Первым в списке искомых фигурантов местного пошива значился адрес Фурмана. Неказистую, утопающую в зелени деревянную постройку за высоким зеленым забором Латышев отыскал не сразу. Несколько раз он поднимался на пригорок извилистой улочки, но заметил одноэтажный дом, лишь остановившись покурить у разросшегося куста сирени. Латышев постучался в фигурную кованую калитку, но вскоре понял, что в стареньком доме с резными наличниками никого нет. Перелез через забор, заглянул в окошко и тут услышал окрик из соседнего двора:
– И чего вы там забыли? Нету их, уехали.
– Давно? – Латышев подошел поближе к соседскому забору, за которым коренастая женщина в белом платке вешала постиранное постельное белье. – Давно, говорю, уехали?
– Так с месяц уже поди.
– Куда, не знаете?
– Понятия не имею. Собрались как-то внезапно, словно удирали от погони.
– А дети?
– А что дети? Дети вместе с ними, и я говорю мужу: куда это они намылились, не дождавшись конца учебного года?
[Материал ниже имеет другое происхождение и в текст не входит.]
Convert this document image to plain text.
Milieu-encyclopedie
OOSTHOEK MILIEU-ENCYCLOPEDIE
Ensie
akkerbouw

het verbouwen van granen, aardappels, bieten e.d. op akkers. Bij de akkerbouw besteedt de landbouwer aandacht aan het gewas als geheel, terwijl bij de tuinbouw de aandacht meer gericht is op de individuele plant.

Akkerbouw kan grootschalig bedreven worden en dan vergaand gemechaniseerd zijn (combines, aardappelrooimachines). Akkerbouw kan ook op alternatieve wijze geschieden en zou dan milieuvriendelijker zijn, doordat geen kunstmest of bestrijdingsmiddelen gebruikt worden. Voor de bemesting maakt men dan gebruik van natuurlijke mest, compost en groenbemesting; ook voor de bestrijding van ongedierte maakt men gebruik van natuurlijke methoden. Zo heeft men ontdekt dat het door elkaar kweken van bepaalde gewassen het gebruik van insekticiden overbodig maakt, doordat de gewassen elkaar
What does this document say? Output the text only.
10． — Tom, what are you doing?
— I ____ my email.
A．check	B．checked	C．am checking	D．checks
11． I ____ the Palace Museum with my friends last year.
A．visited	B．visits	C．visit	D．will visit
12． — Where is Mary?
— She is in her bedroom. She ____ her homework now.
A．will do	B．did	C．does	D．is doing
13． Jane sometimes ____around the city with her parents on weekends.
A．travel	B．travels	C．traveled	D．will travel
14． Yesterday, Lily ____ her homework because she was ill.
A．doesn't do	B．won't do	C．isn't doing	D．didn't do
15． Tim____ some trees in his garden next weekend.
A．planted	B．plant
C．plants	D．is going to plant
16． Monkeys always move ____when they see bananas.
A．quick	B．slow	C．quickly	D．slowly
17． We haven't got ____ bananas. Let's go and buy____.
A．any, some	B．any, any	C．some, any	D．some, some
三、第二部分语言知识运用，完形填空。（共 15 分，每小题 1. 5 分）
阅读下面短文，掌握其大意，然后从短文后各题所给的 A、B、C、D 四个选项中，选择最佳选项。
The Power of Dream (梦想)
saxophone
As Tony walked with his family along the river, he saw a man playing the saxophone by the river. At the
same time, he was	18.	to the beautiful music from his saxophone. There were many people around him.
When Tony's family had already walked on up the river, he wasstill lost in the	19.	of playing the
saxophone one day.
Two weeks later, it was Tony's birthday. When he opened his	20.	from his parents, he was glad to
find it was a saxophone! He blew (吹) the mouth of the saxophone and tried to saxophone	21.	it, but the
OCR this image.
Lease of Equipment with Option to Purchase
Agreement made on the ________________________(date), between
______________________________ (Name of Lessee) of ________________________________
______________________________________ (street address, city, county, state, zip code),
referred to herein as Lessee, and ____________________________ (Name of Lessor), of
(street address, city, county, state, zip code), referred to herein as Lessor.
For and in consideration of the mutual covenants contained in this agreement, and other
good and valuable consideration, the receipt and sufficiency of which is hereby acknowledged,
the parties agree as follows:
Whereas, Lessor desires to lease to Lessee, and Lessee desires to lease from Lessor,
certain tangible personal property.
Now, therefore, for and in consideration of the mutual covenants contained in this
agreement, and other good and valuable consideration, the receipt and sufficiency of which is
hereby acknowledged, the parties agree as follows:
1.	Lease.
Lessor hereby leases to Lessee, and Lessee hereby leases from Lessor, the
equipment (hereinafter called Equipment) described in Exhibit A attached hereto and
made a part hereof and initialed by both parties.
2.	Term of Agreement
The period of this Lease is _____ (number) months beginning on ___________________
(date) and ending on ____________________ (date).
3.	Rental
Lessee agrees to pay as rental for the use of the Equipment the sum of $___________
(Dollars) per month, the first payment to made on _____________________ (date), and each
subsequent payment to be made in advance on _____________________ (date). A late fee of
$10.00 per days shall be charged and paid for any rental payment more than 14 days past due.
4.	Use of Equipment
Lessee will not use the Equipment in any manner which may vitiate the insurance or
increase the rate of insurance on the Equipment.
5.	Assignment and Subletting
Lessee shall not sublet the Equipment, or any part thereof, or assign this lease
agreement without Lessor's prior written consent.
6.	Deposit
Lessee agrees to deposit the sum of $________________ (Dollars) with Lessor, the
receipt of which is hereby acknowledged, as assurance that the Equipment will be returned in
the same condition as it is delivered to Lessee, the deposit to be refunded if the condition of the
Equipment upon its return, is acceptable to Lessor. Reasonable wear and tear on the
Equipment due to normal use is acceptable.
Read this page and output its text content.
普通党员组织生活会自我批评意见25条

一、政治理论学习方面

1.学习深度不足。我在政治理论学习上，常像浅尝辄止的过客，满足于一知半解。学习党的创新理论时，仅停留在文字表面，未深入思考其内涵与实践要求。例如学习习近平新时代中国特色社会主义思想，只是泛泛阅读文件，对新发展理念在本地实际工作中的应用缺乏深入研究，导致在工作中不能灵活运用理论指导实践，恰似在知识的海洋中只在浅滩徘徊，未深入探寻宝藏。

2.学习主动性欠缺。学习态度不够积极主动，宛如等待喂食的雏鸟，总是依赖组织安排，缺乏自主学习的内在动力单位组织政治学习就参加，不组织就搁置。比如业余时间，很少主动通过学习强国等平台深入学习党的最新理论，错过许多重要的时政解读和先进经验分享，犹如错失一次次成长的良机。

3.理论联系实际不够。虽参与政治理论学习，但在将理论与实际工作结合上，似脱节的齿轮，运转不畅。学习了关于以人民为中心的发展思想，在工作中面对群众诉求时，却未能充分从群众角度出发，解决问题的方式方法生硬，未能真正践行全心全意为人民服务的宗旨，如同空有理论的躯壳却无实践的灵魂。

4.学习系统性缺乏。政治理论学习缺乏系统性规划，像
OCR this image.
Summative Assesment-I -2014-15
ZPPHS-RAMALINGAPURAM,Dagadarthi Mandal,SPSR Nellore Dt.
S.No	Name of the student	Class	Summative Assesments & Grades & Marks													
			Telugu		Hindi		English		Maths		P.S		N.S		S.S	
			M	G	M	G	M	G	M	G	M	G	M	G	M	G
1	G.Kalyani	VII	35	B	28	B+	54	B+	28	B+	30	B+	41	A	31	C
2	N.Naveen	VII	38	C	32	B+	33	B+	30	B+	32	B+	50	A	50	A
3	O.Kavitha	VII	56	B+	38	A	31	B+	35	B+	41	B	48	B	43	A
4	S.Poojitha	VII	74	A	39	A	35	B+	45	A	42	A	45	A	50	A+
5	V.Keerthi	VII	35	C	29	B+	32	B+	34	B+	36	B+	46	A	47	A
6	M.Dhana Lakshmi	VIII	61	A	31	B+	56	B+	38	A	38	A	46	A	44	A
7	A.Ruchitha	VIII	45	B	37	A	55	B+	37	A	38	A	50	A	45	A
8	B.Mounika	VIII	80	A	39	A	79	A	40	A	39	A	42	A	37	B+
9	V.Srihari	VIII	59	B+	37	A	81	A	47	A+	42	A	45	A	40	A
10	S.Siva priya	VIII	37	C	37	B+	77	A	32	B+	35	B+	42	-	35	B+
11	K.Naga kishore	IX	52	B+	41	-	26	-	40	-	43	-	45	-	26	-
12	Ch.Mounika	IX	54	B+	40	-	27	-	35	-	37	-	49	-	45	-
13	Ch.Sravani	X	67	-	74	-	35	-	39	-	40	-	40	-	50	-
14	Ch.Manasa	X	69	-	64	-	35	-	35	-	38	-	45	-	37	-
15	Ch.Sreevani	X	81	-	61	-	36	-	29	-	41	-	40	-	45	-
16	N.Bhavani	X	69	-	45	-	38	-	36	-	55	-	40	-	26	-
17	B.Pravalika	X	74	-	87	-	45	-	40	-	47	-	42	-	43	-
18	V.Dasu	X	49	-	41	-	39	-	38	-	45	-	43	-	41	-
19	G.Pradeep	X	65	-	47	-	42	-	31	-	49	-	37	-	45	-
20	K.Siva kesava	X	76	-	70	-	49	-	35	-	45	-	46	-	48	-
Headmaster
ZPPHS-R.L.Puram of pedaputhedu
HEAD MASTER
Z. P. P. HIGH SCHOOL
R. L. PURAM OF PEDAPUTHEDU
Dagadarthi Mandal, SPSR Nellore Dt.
– А в какой, говорите, школе дети учились?
– Так ведь на соседней улице, в третьей школе, мой сын с их Аркашей в одном классе учился. Так говорит, даже документы из школы не забрали… Он ведь, Евгений Абрамович этот, – торгаш, на базе продовольственной работал, накрал, поди, вот и сбежал от тюрьмы, окаянный…
– Спасибо вам! Пойду я!
– А вы часом не из милиции?
– С чего вы взяли?
– Так похож больно: и костюмчик такой серенький, и взгляд – пронзительный, цепкий, да и выискиваете что-то… Вот я и решила, а что, не права?